Euphemia: »Bebuquin, bei Dir bin ich noch nie auf die Kosten gekommen. Lagen wir zusammen, kommt Dir die Philosophie, und das ist sehr komisch. Man kann sich bei Dir garnicht ernst nehmen, ein Kontrast frißt den anderen auf.«

Heinrich Lippenknabe trat ein.

»Ah, Kontrast, so heftig wie möglich. Aber man ordne ihn dem Gesetz unter. Das Gesetz ist Freiheit, und sie verwandelt den Kontrast zur Harmonie.«

Eine dicke Dame schwebt ein, geht mit dem Busen.

»Und man muß die Harmonie genießen, alles zur Freude auflösen, zu einer behaglichen Seligkeit. Wenn man so vollendet ist wie ich ...«

Bebuquin wirft die Dame zum Fenster hinaus. Lippenknabe springt ihr nach, kommt früher zu Boden, beide fallen in einen Waschbottich; er verkauft ihr vor dem Heraussteigen ein Bild, sie feilschen vor Wasser triefend, fontänengleich unter dem antiken Himmel.

Bebuquin sprach leise zu Euphemia.

»Alles kommt auf den Tod an.
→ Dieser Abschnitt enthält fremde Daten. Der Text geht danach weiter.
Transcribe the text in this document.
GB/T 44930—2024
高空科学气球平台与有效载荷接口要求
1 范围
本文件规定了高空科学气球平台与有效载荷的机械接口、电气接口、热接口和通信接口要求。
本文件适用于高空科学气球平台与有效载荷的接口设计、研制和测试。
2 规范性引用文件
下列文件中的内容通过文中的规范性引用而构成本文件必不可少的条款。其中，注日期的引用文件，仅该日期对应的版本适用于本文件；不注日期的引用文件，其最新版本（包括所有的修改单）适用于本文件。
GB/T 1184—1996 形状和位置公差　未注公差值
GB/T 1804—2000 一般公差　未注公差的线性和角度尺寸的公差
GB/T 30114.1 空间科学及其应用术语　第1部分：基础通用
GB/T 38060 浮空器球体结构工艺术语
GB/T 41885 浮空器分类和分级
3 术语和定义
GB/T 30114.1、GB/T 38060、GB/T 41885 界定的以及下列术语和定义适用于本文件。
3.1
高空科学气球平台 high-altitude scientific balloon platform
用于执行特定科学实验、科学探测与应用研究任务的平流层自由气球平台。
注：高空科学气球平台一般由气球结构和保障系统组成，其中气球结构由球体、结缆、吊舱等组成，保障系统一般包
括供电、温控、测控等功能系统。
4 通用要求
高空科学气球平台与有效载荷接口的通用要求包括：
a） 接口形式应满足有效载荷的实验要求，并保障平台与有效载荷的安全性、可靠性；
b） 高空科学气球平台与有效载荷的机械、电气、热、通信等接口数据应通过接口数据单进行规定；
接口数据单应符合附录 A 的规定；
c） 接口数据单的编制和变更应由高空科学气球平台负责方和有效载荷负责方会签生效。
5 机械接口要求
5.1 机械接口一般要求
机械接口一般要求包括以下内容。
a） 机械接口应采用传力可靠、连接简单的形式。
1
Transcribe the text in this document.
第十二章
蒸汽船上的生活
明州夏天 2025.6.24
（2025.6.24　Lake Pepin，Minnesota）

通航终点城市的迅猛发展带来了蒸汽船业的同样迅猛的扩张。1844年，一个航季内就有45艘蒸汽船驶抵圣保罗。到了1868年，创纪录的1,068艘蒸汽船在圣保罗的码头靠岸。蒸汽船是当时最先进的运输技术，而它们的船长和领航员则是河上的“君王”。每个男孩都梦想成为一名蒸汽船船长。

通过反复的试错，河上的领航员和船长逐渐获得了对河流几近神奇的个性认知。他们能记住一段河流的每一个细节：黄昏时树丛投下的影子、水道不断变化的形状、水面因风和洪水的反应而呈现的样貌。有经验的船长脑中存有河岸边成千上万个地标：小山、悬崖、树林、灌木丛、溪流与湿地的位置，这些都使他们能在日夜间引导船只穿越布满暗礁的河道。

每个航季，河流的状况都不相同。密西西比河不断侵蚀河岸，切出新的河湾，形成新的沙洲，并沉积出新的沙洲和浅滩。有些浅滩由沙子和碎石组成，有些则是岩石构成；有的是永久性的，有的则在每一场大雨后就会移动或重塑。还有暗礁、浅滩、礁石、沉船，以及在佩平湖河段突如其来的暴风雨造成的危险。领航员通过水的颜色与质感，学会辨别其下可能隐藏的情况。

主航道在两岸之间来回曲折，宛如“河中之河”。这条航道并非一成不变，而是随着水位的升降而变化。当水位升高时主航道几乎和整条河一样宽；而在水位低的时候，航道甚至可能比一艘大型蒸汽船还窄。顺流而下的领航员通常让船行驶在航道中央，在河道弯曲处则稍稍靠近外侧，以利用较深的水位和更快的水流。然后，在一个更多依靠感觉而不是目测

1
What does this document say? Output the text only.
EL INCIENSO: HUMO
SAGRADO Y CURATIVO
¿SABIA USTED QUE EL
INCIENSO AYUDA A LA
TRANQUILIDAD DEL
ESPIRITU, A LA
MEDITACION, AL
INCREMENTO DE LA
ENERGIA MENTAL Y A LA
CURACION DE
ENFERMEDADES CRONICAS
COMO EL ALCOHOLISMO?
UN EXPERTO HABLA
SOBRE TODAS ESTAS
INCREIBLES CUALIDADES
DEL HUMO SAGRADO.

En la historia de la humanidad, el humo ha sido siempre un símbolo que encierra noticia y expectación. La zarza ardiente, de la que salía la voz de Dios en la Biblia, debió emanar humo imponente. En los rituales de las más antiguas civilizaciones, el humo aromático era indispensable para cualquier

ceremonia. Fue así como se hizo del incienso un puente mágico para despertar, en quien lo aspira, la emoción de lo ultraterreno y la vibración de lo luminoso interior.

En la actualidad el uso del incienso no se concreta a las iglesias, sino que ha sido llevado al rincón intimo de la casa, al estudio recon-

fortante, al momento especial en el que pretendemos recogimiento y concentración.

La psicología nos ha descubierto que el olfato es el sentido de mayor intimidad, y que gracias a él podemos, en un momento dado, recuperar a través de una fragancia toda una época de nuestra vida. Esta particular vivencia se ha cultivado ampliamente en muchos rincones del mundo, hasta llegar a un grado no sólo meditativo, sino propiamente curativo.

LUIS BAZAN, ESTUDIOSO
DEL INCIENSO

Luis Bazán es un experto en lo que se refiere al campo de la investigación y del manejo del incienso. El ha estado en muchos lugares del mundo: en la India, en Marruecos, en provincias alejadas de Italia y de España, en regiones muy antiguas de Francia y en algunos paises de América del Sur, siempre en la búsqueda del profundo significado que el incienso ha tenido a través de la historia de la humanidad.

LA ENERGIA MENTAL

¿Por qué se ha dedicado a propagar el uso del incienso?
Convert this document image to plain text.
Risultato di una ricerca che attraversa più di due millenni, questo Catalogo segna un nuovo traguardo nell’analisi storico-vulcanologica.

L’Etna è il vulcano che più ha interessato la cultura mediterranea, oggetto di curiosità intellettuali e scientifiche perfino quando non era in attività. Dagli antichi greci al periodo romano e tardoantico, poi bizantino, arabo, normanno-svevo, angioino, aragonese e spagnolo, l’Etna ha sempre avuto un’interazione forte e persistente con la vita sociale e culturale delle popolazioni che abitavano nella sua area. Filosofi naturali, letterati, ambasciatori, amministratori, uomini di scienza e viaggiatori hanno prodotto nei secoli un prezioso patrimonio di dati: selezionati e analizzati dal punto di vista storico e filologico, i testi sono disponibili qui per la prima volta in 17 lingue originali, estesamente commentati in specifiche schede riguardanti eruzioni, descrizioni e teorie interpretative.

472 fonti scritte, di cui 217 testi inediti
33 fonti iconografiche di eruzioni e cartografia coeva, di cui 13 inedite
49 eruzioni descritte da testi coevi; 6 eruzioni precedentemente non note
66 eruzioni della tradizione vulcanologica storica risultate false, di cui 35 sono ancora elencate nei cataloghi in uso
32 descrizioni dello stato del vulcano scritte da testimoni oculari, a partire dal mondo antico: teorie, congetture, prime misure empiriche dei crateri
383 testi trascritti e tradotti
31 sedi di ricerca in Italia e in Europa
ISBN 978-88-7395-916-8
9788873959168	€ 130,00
Ist's hier zu Ende, dann können wir nicht vollendet werden. Kommt es denn auf mehr als den einzelnen Menschen an; und geht es weiter, dann ist auch dies Leben nur hinderlich. Auf dieser Erde einen Zweck zu haben, ist lächerlich.

Zwecke sind immer jenseitig, darüber hinaus; also wir brauchen ein Jenseits, glauben es aber nicht, und schließlich, ein Jenseits ist kraftraubend. Zwei Methoden gibt's, entweder man glaubt und ist bei Gott, ist Mystiker und verblödet an einer nagelnden Idee fixe, oder man platzt und wird gesprengt. Immer ist der Wahnsinn das einzig vermutbare Resultat.«

Euphemia: »Warum?«

»Diese Wünsche, die in mir sausen wie Tramways, die mich mir entreißen, ich bin vom Getöse der Nichtigkeiten umlärmt.«

Unten schlürften betropfte Enthousiasten weiter; der Maler predigte der dicken Dame von Abstinenz, der heroischen Einsamkeit und der Tragik des Schaffenden; damit sie ihn harmonisiere.

O ihr gefetteten Stimmen der Nacht, wandelnd durch nebelatmende Alleen, Ursache lyrischer Bände, Gelegenheit dekorativen Schreitens mit dem Blick in jene Fernen gesenkt; torkelnd über Plätze, man scherze über das verklungene Spiel der Kinder.